The rating Outlook is Negative. Consequently, Fitch does not currently anticipate developments with a material likelihood of leading to an upgrade. However, the following factors could lead to positive rating action:
- Implementation of fiscal measures which reduce the budget deficit and are consistent with the stabilisation and then decline of the government debt-to-GDP ratio in the medium term.
- A broadly accepted political solution that eases political unrest.
- A recovery in oil prices that improves public finances.

KEY ASSUMPTIONS
Economic and fiscal forecasts are based on Brent crude averaging USD 55/b in both 2015 and 2016, increasing to USD 65/b in 2017, compared with forecasts of USD65/b in 2015 and USD75/b in 2016 at the time of the previous rating review in June 2015.
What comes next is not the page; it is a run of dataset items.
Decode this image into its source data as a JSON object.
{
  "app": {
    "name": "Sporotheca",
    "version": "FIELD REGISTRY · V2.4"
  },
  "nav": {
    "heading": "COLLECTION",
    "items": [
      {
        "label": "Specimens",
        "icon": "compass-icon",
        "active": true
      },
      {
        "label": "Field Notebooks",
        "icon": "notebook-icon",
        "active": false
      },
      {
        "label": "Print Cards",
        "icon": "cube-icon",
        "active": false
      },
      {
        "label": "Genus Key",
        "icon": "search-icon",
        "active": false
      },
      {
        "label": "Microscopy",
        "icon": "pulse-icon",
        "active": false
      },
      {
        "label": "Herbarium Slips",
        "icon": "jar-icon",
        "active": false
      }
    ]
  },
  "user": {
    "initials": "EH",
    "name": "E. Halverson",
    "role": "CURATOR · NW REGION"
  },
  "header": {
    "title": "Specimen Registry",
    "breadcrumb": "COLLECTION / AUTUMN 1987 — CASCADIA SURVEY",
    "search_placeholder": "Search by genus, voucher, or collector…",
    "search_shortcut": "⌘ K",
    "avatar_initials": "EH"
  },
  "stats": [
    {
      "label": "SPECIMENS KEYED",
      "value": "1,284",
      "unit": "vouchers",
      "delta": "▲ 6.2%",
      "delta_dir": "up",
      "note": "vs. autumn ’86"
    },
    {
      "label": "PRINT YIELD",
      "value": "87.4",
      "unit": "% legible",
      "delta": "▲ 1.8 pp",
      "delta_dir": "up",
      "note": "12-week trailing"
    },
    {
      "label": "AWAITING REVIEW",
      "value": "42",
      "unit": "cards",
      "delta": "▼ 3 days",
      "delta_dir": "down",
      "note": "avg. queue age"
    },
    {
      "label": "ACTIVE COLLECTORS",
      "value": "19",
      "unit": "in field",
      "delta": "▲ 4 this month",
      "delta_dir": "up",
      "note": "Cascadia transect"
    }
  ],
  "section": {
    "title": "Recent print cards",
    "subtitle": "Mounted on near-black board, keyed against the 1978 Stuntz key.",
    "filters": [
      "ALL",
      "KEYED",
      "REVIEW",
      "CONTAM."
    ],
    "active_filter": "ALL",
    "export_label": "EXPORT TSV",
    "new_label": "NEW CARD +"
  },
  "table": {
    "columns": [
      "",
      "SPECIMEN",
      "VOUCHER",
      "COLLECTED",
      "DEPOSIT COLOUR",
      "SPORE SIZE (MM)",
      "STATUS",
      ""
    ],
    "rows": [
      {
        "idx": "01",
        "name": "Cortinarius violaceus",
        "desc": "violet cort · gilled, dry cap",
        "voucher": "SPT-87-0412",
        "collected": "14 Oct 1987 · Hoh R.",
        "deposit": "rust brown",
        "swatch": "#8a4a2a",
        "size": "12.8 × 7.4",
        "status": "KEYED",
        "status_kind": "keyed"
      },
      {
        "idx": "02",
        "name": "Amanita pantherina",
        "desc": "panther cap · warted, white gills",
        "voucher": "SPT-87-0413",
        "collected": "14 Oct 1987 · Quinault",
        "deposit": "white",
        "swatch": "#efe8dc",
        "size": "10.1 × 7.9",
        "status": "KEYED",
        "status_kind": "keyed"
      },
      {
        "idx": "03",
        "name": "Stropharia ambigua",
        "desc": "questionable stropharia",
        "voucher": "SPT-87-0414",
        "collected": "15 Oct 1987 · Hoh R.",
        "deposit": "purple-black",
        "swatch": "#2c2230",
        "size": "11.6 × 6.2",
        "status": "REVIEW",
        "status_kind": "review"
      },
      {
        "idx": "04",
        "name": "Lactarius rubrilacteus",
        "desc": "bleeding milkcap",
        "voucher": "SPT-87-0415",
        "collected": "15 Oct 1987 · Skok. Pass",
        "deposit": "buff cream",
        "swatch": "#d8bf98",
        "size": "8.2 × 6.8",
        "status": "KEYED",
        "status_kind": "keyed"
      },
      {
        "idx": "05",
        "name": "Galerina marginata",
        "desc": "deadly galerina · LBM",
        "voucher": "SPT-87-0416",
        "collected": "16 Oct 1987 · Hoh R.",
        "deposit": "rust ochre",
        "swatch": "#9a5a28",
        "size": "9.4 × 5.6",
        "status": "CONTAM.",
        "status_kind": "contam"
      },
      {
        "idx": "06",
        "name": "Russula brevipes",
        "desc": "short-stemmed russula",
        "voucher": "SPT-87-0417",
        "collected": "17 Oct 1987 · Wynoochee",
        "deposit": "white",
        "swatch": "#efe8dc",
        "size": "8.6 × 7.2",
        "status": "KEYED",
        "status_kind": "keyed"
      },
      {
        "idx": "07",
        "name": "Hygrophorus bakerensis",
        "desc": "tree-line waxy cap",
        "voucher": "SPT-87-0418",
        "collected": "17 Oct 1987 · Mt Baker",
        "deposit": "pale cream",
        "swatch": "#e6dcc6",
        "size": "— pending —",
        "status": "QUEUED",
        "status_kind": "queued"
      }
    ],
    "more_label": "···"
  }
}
Fitch assumes that Bahrain will continue to benefit from savings through the implementation of GCC development projects financed by Kuwait, Saudi Arabia, and the UAE. Lower oil prices are not assumed to impact the flow of funds from these countries.

Fitch assumes there will be no challenge to the rule of the royal family or the current succession. Fitch assumes no material deterioration in the internal security situation but also does not expect a comprehensive political solution to be achieved in the near term.

Bahrain is in a volatile region, and existing tensions and conflicts are expected to continue. Fitch assumes that regional geopolitical conflicts will not directly impact Bahrain or its ability to trade.